No podemos caer en el derrotismo. La desaparición de nuestro modelo supondría un retroceso incalculable en la Historia

Contra la Europa pesimista

Ilustración de Alejandra Svriz.

Las encuestas arrojan una conclusión inquietante: sólo los partidos euroescépticos mejorarán sustancialmente sus resultados el domingo. Ahora que la geopolítica anuncia desafíos profundos, la perspectiva de una UE fragmentada es descorazonadora.

Dijo Ivan Krastev en After Europe que los europeos sufrimos de un «síndrome de Galápagos»: nuestro orden político es tan avanzado que el resto de países no puede imitarlo. El síndrome procede de Darwin y de las especies endogámicas, adaptadas selectivamente a su entorno, que el científico halló en las Islas Galápagos e inspiraron su revolucionaria teoría. La expresión se utilizó para referirse a las tecnológicas japonesas que en los 2000 habían incorporado ciertos complementos a sus móviles de tercera generación (3G), pero que, como era difícil implementarlos en Europa o Estados Unidos, aquéllas quedaron condenadas al ostracismo.

Por lo menos desde el descubrimiento de América y los comienzos del colonialismo, Europa ha tratado de exportar su modelo al resto del mundo conocido, con éxito relativo y métodos cuestionables. La invención del Estado-nación, el auge del imperialismo y la creencia decimonónica en el progreso indefinido avivaron ese deseo hasta que el desastre de la Primera Guerra Mundial lo interrumpió brevemente. Tras la Segunda Guerra Mundial y el proceso de descolonización posterior, los fundadores de la UE renunciaron a imponer su modelo por la fuerza –no siempre–, pero mantuvieron esa fe en el progreso y la convicción de que el ejemplar estilo occidental (el Estado de derecho, la democracia, el libre mercado, los nuevos derechos humanos) había de ser imitado por los países menos desarrollados.

A partir de los años setenta, la ciudadanía europea tomó conciencia de la imposibilidad de seguir manteniendo esa vanidad a la vista de los horrores de los que esa misma Europa había sido testigo permanente durante el siglo XX: revoluciones sangrientas, guerras civiles, dictaduras, comunismo, fascismo, holocausto nazi, gulags de Stalin, dos guerras mundiales, cien millones de muertes en conflictos políticos, crimen, destrucción ecológica, amenaza nuclear.

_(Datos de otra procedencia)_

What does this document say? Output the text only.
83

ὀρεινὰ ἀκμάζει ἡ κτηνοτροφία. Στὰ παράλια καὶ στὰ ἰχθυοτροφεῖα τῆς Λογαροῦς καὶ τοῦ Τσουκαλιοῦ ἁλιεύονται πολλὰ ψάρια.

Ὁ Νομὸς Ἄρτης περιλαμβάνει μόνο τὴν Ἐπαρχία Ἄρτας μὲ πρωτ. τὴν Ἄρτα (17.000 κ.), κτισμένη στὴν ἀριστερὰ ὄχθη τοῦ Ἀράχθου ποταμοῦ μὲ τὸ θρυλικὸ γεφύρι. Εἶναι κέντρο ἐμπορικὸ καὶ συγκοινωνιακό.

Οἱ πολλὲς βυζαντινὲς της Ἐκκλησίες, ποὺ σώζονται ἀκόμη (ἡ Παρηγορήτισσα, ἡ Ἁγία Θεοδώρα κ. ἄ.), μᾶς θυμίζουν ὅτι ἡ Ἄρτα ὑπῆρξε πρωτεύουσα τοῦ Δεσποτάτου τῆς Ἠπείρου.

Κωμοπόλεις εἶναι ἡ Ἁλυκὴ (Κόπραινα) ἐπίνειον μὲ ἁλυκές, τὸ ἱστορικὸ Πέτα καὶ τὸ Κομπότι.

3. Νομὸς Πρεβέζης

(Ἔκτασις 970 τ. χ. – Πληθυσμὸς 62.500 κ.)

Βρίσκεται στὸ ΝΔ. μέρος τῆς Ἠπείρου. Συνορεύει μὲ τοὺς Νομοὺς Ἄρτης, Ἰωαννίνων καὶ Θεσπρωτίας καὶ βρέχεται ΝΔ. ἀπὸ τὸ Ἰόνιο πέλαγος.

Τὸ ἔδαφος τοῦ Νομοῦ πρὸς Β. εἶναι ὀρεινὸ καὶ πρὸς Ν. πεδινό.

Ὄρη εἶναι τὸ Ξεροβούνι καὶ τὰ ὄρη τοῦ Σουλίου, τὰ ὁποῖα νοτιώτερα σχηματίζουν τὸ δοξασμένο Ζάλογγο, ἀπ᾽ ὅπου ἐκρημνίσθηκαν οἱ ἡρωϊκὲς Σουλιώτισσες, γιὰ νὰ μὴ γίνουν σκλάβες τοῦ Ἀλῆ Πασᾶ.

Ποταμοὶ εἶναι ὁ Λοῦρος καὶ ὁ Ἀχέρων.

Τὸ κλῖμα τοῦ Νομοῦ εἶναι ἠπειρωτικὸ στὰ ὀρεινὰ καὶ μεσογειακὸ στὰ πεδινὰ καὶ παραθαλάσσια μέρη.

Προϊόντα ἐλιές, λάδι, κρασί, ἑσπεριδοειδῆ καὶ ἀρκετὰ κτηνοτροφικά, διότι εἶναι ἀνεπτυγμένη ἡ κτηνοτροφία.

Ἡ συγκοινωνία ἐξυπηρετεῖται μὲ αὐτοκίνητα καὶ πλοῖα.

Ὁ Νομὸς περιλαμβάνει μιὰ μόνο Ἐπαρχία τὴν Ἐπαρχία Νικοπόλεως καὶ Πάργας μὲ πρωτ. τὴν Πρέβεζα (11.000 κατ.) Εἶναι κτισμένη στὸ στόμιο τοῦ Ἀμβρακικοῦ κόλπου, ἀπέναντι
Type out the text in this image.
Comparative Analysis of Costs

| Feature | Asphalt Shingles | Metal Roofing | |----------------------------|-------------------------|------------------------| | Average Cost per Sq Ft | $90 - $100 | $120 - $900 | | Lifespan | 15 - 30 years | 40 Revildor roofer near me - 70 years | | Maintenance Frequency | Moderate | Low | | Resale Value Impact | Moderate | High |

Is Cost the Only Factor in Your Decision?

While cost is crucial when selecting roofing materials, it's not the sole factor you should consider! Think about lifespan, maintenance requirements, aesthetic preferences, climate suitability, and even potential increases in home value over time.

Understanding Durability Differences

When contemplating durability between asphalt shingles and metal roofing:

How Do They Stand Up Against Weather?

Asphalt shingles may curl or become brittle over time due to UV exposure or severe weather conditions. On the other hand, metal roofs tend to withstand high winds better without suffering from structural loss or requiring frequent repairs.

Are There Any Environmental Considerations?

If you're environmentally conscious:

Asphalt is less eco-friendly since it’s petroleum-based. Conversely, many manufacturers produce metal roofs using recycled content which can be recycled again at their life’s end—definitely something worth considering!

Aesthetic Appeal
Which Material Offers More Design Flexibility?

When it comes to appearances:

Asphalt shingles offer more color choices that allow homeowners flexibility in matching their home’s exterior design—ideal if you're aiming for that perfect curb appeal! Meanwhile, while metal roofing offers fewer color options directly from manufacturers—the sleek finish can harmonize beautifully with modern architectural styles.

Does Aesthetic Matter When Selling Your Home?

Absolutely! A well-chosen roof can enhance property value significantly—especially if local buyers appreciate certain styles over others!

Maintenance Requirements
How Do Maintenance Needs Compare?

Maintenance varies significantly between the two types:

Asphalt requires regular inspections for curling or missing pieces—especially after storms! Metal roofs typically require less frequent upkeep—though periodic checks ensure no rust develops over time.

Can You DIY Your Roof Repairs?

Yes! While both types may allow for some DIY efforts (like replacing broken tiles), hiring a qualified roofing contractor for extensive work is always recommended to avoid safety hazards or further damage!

Con el tiempo, la autocrítica se volvió autodestructiva, cundió el desánimo y finalmente se derrumbó también esa noción de progreso que tanto optimismo había extendido en el continente durante siglos. El problema, como señaló el sociólogo polaco Piotr Sztompka, es que la noción de progreso («demasiado importante para el pensamiento humano, demasiado fundamental para el alivio de las tensiones e incertidumbres existenciales como para eliminarla por las buenas») fue reemplazada por la de crisis. Ya sean económicas, políticas, culturales o sanitarias, el caso es que el posmodernismo ha instaurado la normalización de la crisis, ha neutralizado toda posibilidad de autocomplacencia y ha sumido al continente en un pesimismo patológico del cual, desde hace décadas, no sabemos salir.

«En pocos años hemos pasado de forzar nuestro modelo en otros países a cuestionar seriamente sus bondades»

No es de extrañar que el ensayo cosmopolita europeo tampoco prospere en el siglo XXI. La caída del Muro de Berlín y el desplome del comunismo reanimó por un tiempo el viejo fantasma del progreso lineal, condensado en el famoso fin de la Historia de Fukuyama. Se abrazó de nuevo la ilusión de que la democracia liberal se extendería mágicamente por el mundo como una mancha de aceite y cerraría para siempre el capítulo de los nacionalismos.

Pero las —de nuevo— crisis de todo tipo que siguieron a la económica de 2008 cortaron de raíz el entusiasmo. De eso hace más de 15 años, durante los cuales hemos acumulado una cantidad considerable de infortunios adicionales que también han hecho mella en el ciudadano. Así, en pocos años hemos pasado de forzar nuestro modelo en otros países a cuestionar seriamente las bondades que tiene para nosotros mismos.

Mientras la noción de crisis penetra en las conciencias de los europeos, y los llena de dudas, complejos y desesperanza, el viejo continente pierde no sólo su protagonismo en el mundo, sino la autoestima para seguir dirigiendo el rumbo ideológico de la historia. Esto, por supuesto, es aprovechado por los demás actores geopolíticos. Más o menos explícitamente, con métodos más o menos aceptables, hoy no es exagerado decir que gran parte del mundo trabaja para el debilitamiento de Europa, y para la apropiación del rol internacional que, a juicio de muchos, hace décadas que dejó de corresponderle.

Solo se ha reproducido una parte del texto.